Controlling the Wireless Power Transfer Mechanism of the Both-Sides Retrodirective System

TL;DR

This paper introduces a control system for a large-scale retrodirective antenna array to maintain marginal stability, enabling efficient wireless power transfer without complex processing, suitable for long-range applications.

Contribution

It presents a plant model and control design to keep the BS-RDAA system marginally stable, simplifying implementation and maintaining high efficiency in dynamic environments.

Findings

The control system successfully maintains marginal stability.

The system achieves maximum WPT efficiency in simulations.

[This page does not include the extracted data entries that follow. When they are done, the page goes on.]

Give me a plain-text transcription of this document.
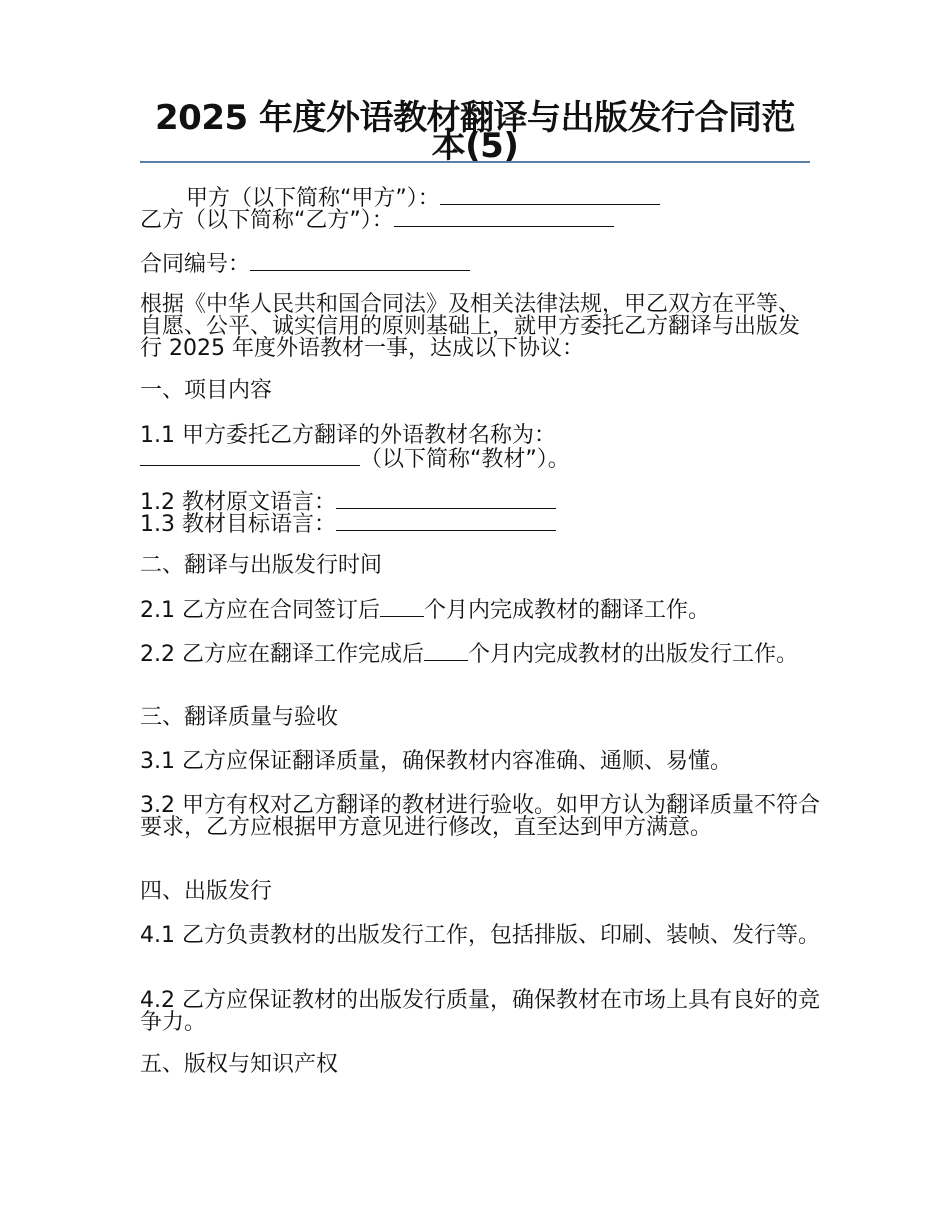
2025 年度外语教材翻译与出版发行合同范本(5)

甲方（以下简称“甲方”）：

乙方（以下简称“乙方”）：

合同编号：

根据《中华人民共和国合同法》及相关法律法规，甲乙双方在平等、自愿、公平、诚实信用的原则基础上，就甲方委托乙方翻译与出版发行 2025 年度外语教材一事，达成以下协议：

一、项目内容

1.1 甲方委托乙方翻译的外语教材名称为：
（以下简称“教材”）。

1.2 教材原文语言：

1.3 教材目标语言：

二、翻译与出版发行时间

2.1 乙方应在合同签订后 个月内完成教材的翻译工作。

2.2 乙方应在翻译工作完成后 个月内完成教材的出版发行工作。

三、翻译质量与验收

3.1 乙方应保证翻译质量，确保教材内容准确、通顺、易懂。

3.2 甲方有权对乙方翻译的教材进行验收。如甲方认为翻译质量不符合要求，乙方应根据甲方意见进行修改，直至达到甲方满意。

四、出版发行

4.1 乙方负责教材的出版发行工作，包括排版、印刷、装帧、发行等。

4.2 乙方应保证教材的出版发行质量，确保教材在市场上具有良好的竞争力。

五、版权与知识产权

The approach reduces complexity compared to existing methods.

Abstract

To achieve efficient long-range wireless power transfer (WPT), large antenna systems are necessary spanning lengths of tens to thousands of meters in one dimension. This creates an array in the order of at least hundreds of thousands to billions of elements. This makes the implementation of beamforming control a challenge. Various works focus on iterative optimization or channel estimation to maintain high efficiency in a time-varying environment requiring complex processing capabilities. A simpler alternative is the both-sides retrodirective antenna array (BS-RDAA) system where iterative optimization or channel estimation is not required. In a previous study, it was observed that this system achieves maximum WPT efficiency if the system is marginally stable. Thus, there is a need to regulate the system to maintain marginal stability regardless of the transmission channel conditions. In this paper, we present a plant model for the system and design a control system to drive it to marginal stability. The result is a WPT implementation that is not dependent on complex processing capabilities present in other established high efficiency methods. We also confirmed the ability of the proposed design to maintain maximum efficiency in a dynamic environment through the results of an electromagnetic simulator and a time domain simulator.